ECLI:NL:GHAMS:2018:1016

Gerechtshof Amsterdam

Datum uitspraak
27 maart 2018
Publicatiedatum
28 maart 2018
Zaaknummer
200.178.685/01
Instantie
Gerechtshof Amsterdam
Type
Uitspraak
Rechtsgebied
Civiel recht
Procedures
  • Hoger beroep
Vindplaatsen
  • Rechtspraak.nl
AI samenvatting door LexboostAutomatisch gegenereerd

Hoger beroep inzake effectenlease en vernietiging van leaseovereenkomsten

In deze zaak heeft het Gerechtshof Amsterdam op 27 maart 2018 uitspraak gedaan in hoger beroep over een geschil tussen Dexia Nederland B.V. en een particuliere cliënt, aangeduid als [geïntimeerde]. Dexia had hoger beroep ingesteld tegen vonnissen van de kantonrechter in Amsterdam, die in eerdere uitspraken de vorderingen van Dexia had afgewezen en de cliënt had veroordeeld tot betaling van een bedrag van € 187.367,46 met rente. De kern van het geschil betreft de vraag of de leaseovereenkomsten, die de cliënt met Dexia had gesloten, vernietigd konden worden op grond van het ontbreken van toestemming van de echtgenote van de cliënt, zoals vereist onder de artikelen 1:88 en 1:89 van het Burgerlijk Wetboek. Het hof heeft vastgesteld dat de echtgenote tijdig een opt-out verklaring had afgegeven en dat de leaseovereenkomsten als overeenkomsten van huurkoop moeten worden aangemerkt. Het hof heeft geoordeeld dat de kantonrechter terecht had geoordeeld dat het bewijsvermoeden dat de echtgenote op de hoogte was van de leaseovereenkomsten, was ontzenuwd door de cliënt. Dexia's beroep op verjaring werd afgewezen, omdat niet was aangetoond dat de echtgenote eerder op de hoogte was van de leaseovereenkomsten.

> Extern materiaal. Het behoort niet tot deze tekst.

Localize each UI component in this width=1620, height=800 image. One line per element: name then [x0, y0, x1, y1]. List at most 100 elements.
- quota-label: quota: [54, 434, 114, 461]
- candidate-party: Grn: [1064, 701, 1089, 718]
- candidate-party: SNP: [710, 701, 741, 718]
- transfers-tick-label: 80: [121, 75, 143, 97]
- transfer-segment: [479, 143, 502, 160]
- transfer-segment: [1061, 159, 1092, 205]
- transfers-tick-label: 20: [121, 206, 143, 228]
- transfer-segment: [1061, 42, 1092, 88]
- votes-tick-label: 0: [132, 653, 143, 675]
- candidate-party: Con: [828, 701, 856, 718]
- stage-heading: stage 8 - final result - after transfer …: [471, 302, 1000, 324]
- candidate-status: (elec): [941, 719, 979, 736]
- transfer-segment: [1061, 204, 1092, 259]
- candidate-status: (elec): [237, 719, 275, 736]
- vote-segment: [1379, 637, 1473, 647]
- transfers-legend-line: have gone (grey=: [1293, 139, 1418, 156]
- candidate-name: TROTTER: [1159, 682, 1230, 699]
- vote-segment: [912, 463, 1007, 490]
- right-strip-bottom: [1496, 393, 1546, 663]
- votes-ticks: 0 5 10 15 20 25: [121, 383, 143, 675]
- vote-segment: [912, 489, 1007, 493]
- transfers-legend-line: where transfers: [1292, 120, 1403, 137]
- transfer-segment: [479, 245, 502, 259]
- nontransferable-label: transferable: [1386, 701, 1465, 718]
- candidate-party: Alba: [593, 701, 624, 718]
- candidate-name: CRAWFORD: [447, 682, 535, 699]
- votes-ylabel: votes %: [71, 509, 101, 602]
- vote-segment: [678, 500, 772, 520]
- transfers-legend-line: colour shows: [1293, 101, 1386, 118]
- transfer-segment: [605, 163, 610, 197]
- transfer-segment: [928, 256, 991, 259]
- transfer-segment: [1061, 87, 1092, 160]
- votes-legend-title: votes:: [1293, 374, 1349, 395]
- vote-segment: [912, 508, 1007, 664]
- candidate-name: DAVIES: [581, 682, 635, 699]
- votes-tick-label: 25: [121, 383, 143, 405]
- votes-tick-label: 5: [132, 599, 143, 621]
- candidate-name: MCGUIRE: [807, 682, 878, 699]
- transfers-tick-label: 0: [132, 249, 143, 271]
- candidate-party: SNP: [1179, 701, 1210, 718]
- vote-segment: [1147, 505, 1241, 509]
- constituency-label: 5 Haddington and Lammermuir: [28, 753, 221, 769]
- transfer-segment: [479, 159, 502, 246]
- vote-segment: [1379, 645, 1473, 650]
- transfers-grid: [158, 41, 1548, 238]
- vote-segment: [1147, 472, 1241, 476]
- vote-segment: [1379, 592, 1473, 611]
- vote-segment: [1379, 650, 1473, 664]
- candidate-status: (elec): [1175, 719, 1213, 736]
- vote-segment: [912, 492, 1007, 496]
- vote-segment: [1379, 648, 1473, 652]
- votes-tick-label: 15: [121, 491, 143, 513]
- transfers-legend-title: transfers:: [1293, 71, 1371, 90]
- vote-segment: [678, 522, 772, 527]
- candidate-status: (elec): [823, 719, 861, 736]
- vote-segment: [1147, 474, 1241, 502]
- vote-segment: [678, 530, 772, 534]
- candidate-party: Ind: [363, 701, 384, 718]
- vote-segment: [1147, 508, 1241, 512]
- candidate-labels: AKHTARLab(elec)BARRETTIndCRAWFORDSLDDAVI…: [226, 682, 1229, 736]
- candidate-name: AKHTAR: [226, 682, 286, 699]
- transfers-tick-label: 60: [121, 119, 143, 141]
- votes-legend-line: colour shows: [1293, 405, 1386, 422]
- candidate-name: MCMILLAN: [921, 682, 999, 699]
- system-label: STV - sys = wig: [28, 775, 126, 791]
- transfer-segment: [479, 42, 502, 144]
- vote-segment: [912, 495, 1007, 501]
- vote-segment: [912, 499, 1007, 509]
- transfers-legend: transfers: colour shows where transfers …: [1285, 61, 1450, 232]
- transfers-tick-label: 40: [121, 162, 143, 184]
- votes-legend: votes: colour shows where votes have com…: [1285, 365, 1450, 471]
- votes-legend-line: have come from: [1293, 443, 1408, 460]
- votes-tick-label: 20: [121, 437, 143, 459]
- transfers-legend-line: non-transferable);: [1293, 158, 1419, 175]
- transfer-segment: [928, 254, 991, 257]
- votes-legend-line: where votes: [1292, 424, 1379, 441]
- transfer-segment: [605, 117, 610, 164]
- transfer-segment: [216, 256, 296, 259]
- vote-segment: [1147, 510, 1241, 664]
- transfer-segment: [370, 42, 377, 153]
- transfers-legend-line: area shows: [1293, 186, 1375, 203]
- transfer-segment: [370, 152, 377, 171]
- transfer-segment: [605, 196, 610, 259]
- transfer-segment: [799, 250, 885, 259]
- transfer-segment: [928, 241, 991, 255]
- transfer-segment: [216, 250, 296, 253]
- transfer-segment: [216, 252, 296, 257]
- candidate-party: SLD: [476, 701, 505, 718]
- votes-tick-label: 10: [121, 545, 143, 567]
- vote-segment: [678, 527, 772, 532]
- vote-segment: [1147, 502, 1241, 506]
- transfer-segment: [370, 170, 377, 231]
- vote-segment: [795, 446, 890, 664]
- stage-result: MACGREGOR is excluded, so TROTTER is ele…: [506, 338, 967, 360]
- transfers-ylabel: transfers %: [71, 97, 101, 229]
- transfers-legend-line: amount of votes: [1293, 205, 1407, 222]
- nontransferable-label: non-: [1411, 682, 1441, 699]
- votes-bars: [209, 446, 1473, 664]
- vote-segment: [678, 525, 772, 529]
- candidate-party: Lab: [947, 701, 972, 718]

Het hof heeft het vonnis van de kantonrechter bekrachtigd en Dexia veroordeeld in de proceskosten.

Uitspraak

GERECHTSHOF AMSTERDAM

afdeling civiel recht en belastingrecht, team I
zaaknummer: 200.178.685/01
zaak- en rolnummer rechtbank Amsterdam: 3084535 DX VERZ 14-248
arrest van de meervoudige burgerlijke kamer van 27 maart 2018
inzake
DEXIA NEDERLAND B.V.,
gevestigd te Amsterdam,
appellante, tevens voorwaardelijk incidenteel geïntimeerde,
advocaat: mr. I.M.C.A. Reinders Folmer te Amsterdam,
tegen:
[geïntimeerde],
wonende te [woonplaats]
geïntimeerde, tevens voorwaardelijk incidenteel appellant,
advocaat: mr. J.B. Maliepaard te Bleiswijk.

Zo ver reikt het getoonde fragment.